The film follows two folks who are not going anywhere, the Man upstairs (Lee Kang-sheng, the director's go-to stand-in), and the Woman downstairs (Yang Kuei-mei). Work matters in The Hole not as a matter of pride or even obligation, but as a routine to stave off existential collapse. The Man opens the store, looks around for a scrawny cat, his only friend. He feeds the kitty. A solitary Customer (Miao Tien, a veteran of Ming-Liang's first two movies and decades of martial arts classics) emerges for the murk. He wants a certain kind of bean paste. The Man explains that the brand is discontinued. The Customer wanders off through the indoor marketplace where only the Man's shop is open. He never speaks again. Only wanders.
Ming-Liang's a standard-bearer for Beckett's absurdity-as-painand/or vice-versa, with a dash of Sarte's hell-is-other-people. Only that dash, though, since the director sees how people want to get together, their own pride and injuries just keep getting in the way.
A conventional plague movie would proffer the sickness, then cleave the many down to the few, who must cooperate to survive. Instead he gives us the few, already disinclined to connect before the plague. When the titular hole opens in the Man's floor (the Woman's ceiling), a single cockroach crawls through. The movie plague, occasionally referenced, turns people into human cockroaches, scuttling on all fours away from any bright light.
Like humanity, roaches grow powerful in number, but singly stay vulnerable to squashing. We also get elaborate musical numbers, which I'll leave you to discover. The musical numbers make no linear sense but seem psychologically and spiritually necessary.

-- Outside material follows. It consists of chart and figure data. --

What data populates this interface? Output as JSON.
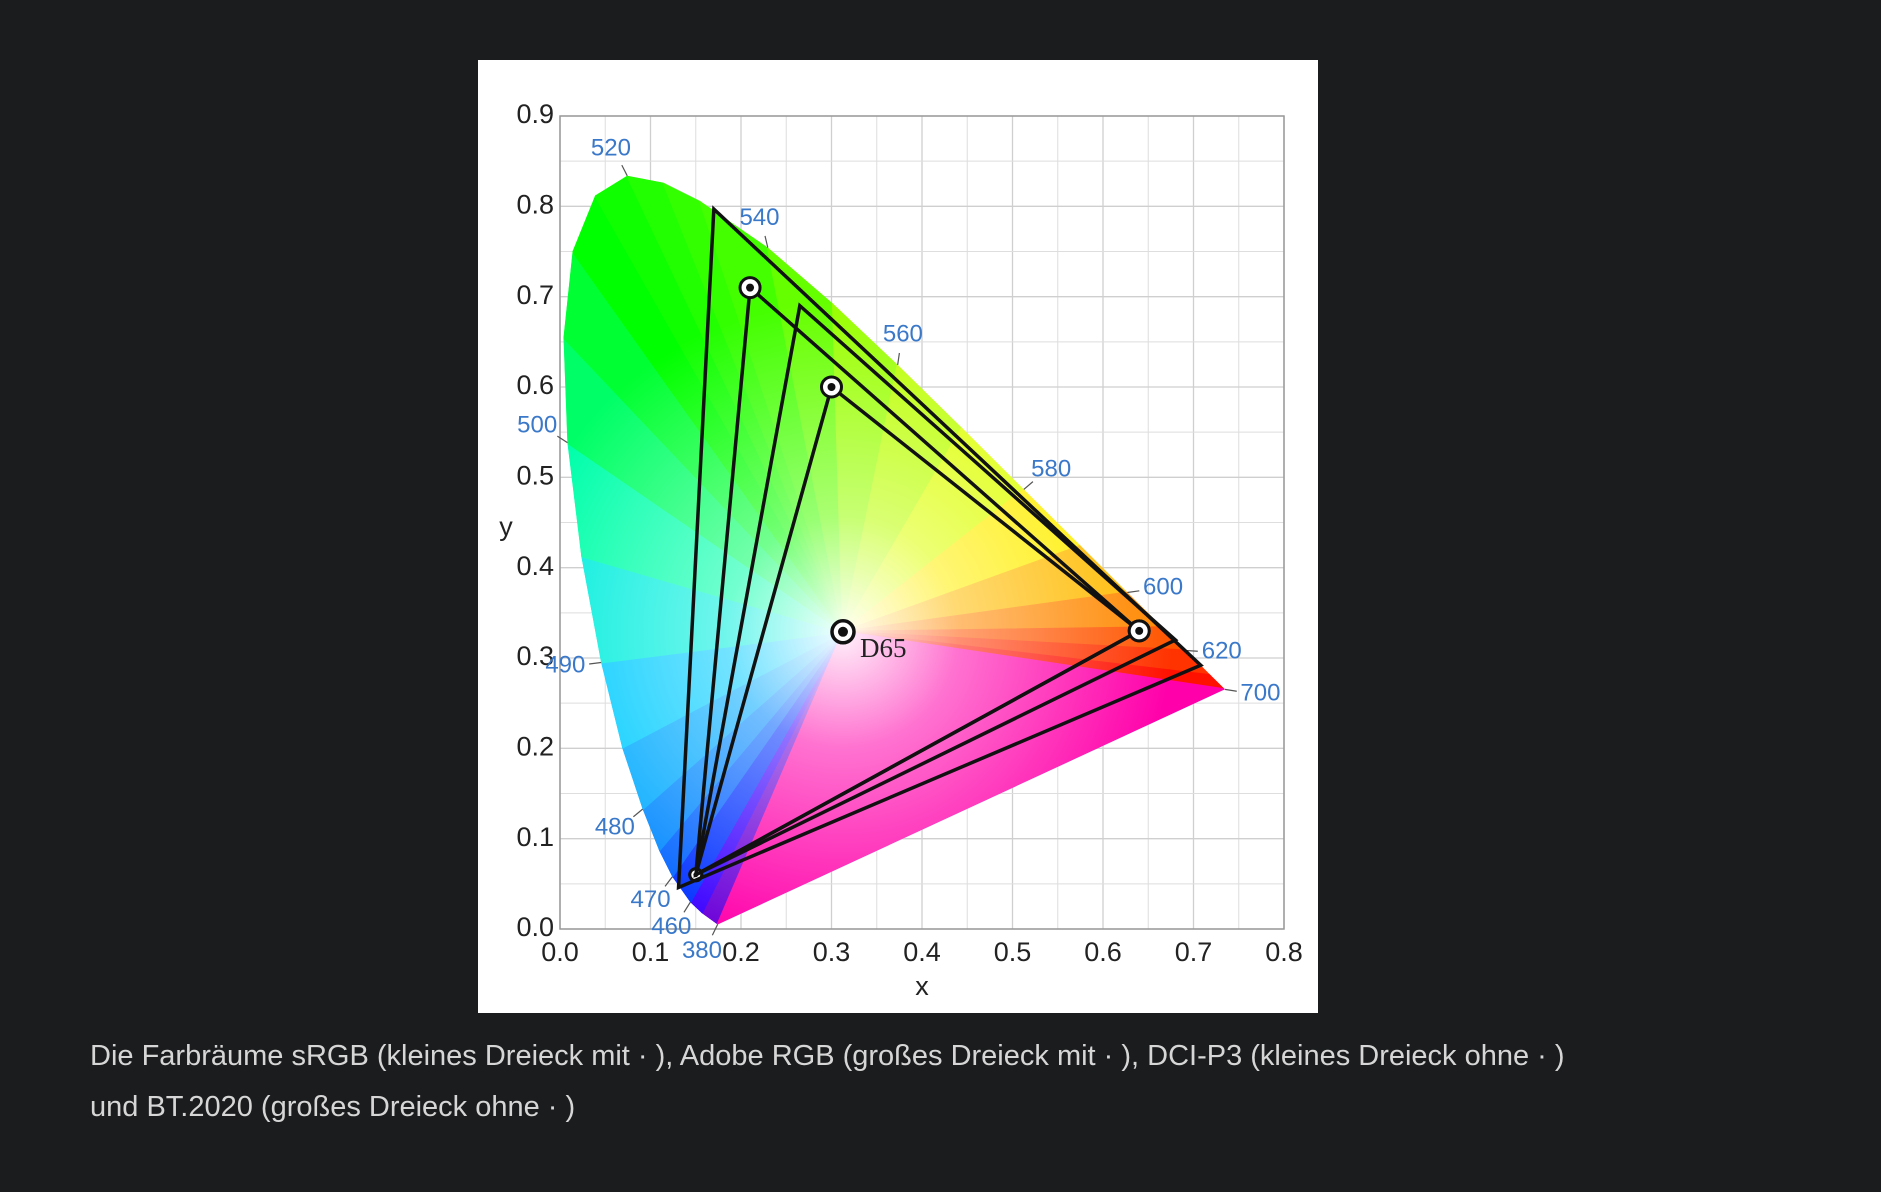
{
  "chart_data": {
    "type": "chromaticity",
    "xlabel": "x",
    "ylabel": "y",
    "xlim": [
      0,
      0.8
    ],
    "ylim": [
      0,
      0.9
    ],
    "xticks": [
      {
        "value": 0,
        "label": "0.0"
      },
      0.1,
      0.2,
      0.3,
      0.4,
      0.5,
      0.6,
      0.7,
      0.8
    ],
    "yticks": [
      {
        "value": 0,
        "label": "0.0"
      },
      0.1,
      0.2,
      0.3,
      0.4,
      0.5,
      0.6,
      0.7,
      0.8,
      0.9
    ],
    "grid": true,
    "minor_grid": true,
    "locus": {
      "x": [
        0.1741,
        0.1566,
        0.144,
        0.1241,
        0.1096,
        0.0913,
        0.0687,
        0.0454,
        0.0235,
        0.0082,
        0.0039,
        0.0139,
        0.0389,
        0.0743,
        0.1142,
        0.1547,
        0.2296,
        0.3016,
        0.3731,
        0.4441,
        0.5125,
        0.5752,
        0.627,
        0.6658,
        0.6915,
        0.719,
        0.7347
      ],
      "y": [
        0.005,
        0.0177,
        0.0297,
        0.0578,
        0.0868,
        0.1327,
        0.2007,
        0.295,
        0.4127,
        0.5384,
        0.6548,
        0.7502,
        0.812,
        0.8338,
        0.8262,
        0.8059,
        0.7543,
        0.6923,
        0.6245,
        0.5547,
        0.4866,
        0.4242,
        0.3725,
        0.334,
        0.3083,
        0.2809,
        0.2653
      ],
      "colors": [
        "#6a00d8",
        "#3a00ff",
        "#0030ff",
        "#0062ff",
        "#0088ff",
        "#00aaff",
        "#00ccff",
        "#00eedd",
        "#00ffaa",
        "#00ff66",
        "#00ff33",
        "#00ff00",
        "#10ff00",
        "#22ff00",
        "#33ff00",
        "#44ff00",
        "#66ff00",
        "#99ff00",
        "#bbff00",
        "#ddff00",
        "#ffee00",
        "#ffbb00",
        "#ff8800",
        "#ff5500",
        "#ff3300",
        "#ff1100",
        "#ff0022"
      ],
      "line_of_purples_color": "#ff00aa"
    },
    "wavelength_labels": [
      {
        "wavelength": 520,
        "x": 0.0743,
        "y": 0.8338
      },
      {
        "wavelength": 540,
        "x": 0.2296,
        "y": 0.7543
      },
      {
        "wavelength": 560,
        "x": 0.3731,
        "y": 0.6245
      },
      {
        "wavelength": 580,
        "x": 0.5125,
        "y": 0.4866
      },
      {
        "wavelength": 600,
        "x": 0.627,
        "y": 0.3725
      },
      {
        "wavelength": 620,
        "x": 0.6915,
        "y": 0.3083
      },
      {
        "wavelength": 700,
        "x": 0.7347,
        "y": 0.2653
      },
      {
        "wavelength": 500,
        "x": 0.0082,
        "y": 0.5384
      },
      {
        "wavelength": 490,
        "x": 0.0454,
        "y": 0.295
      },
      {
        "wavelength": 480,
        "x": 0.0913,
        "y": 0.1327
      },
      {
        "wavelength": 470,
        "x": 0.1241,
        "y": 0.0578
      },
      {
        "wavelength": 460,
        "x": 0.144,
        "y": 0.0297
      },
      {
        "wavelength": 380,
        "x": 0.1741,
        "y": 0.005
      }
    ],
    "gamuts": [
      {
        "x": [
          0.64,
          0.3,
          0.15
        ],
        "y": [
          0.33,
          0.6,
          0.06
        ],
        "markers": true
      },
      {
        "x": [
          0.64,
          0.21,
          0.15
        ],
        "y": [
          0.33,
          0.71,
          0.06
        ],
        "markers": true
      },
      {
        "x": [
          0.68,
          0.265,
          0.15
        ],
        "y": [
          0.32,
          0.69,
          0.06
        ],
        "markers": false
      },
      {
        "x": [
          0.708,
          0.17,
          0.131
        ],
        "y": [
          0.292,
          0.797,
          0.046
        ],
        "markers": false
      }
    ],
    "white_point": {
      "label": "D65",
      "x": 0.3127,
      "y": 0.329
    },
    "line_color": "#111111"
  },
  "caption": [
    "Die Farbräume sRGB (kleines Dreieck mit · ), Adobe RGB (großes Dreieck mit · ), DCI-P3 (kleines Dreieck ohne · )",
    "und BT.2020 (großes Dreieck ohne · )"
  ]
}
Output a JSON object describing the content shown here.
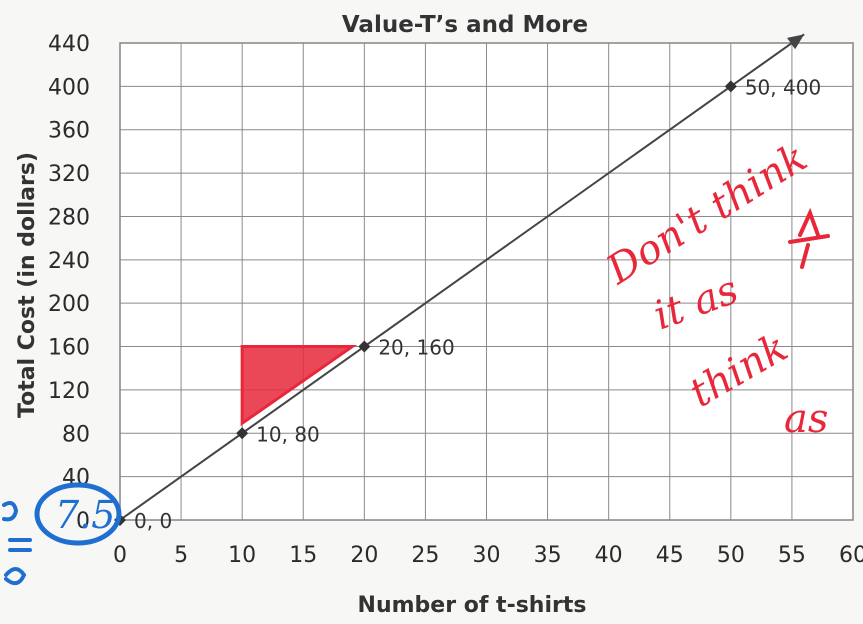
{
  "chart_data": {
    "type": "line",
    "title": "Value-T’s and More",
    "xlabel": "Number of t-shirts",
    "ylabel": "Total Cost (in dollars)",
    "xlim": [
      0,
      60
    ],
    "ylim": [
      0,
      440
    ],
    "x_ticks": [
      0,
      5,
      10,
      15,
      20,
      25,
      30,
      35,
      40,
      45,
      50,
      55,
      60
    ],
    "y_ticks": [
      0,
      40,
      80,
      120,
      160,
      200,
      240,
      280,
      320,
      360,
      400,
      440
    ],
    "grid": true,
    "series": [
      {
        "points": [
          {
            "x": 0,
            "y": 0,
            "label": "0, 0"
          },
          {
            "x": 10,
            "y": 80,
            "label": "10, 80"
          },
          {
            "x": 20,
            "y": 160,
            "label": "20, 160"
          },
          {
            "x": 50,
            "y": 400,
            "label": "50, 400"
          }
        ],
        "line_extends_to": {
          "x": 56,
          "y": 448
        },
        "color": "#444444"
      }
    ]
  },
  "annotations": {
    "red_color": "#e8283a",
    "blue_color": "#1f6fd1",
    "red_notes": [
      "Don't think",
      "it as",
      "think",
      "as"
    ],
    "blue_circled": "7.5"
  }
}
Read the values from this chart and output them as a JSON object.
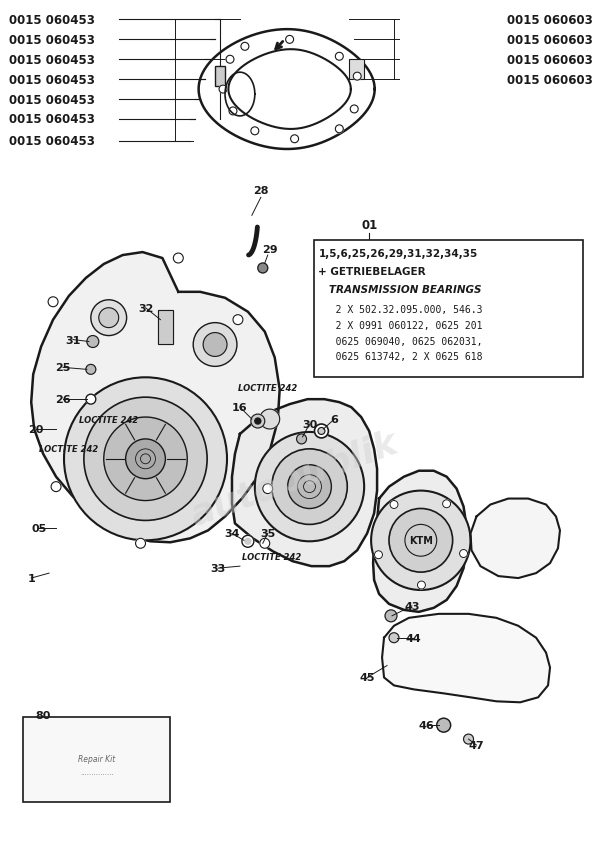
{
  "bg_color": "#ffffff",
  "line_color": "#1a1a1a",
  "fig_width": 5.92,
  "fig_height": 8.54,
  "left_labels": [
    "0015 060453",
    "0015 060453",
    "0015 060453",
    "0015 060453",
    "0015 060453",
    "0015 060453",
    "0015 060453"
  ],
  "right_labels": [
    "0015 060603",
    "0015 060603",
    "0015 060603",
    "0015 060603"
  ],
  "note_title_line1": "1,5,6,25,26,29,31,32,34,35",
  "note_title_line2": "+ GETRIEBELAGER",
  "note_title_line3": "   TRANSMISSION BEARINGS",
  "note_data_line1": "   2 X 502.32.095.000, 546.3",
  "note_data_line2": "   2 X 0991 060122, 0625 201",
  "note_data_line3": "   0625 069040, 0625 062031,",
  "note_data_line4": "   0625 613742, 2 X 0625 618",
  "watermark": "autopublik"
}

Government radio tells the Man and the Woman that they can't live on rainwater, but the ever-present heavy rain doesn't seem to hold out life—it encircles, sieges, and slowly crushes the building like a huge hand on a plastic strawberry cage. The singing and dancing may or may not be someone's head. It certainly emerges as an escape, necessary escape. Our unlikely couple must survive, of course. But beyond that, they must learn to push past themselves and find each other. Highly recommended. Editor’s Choice.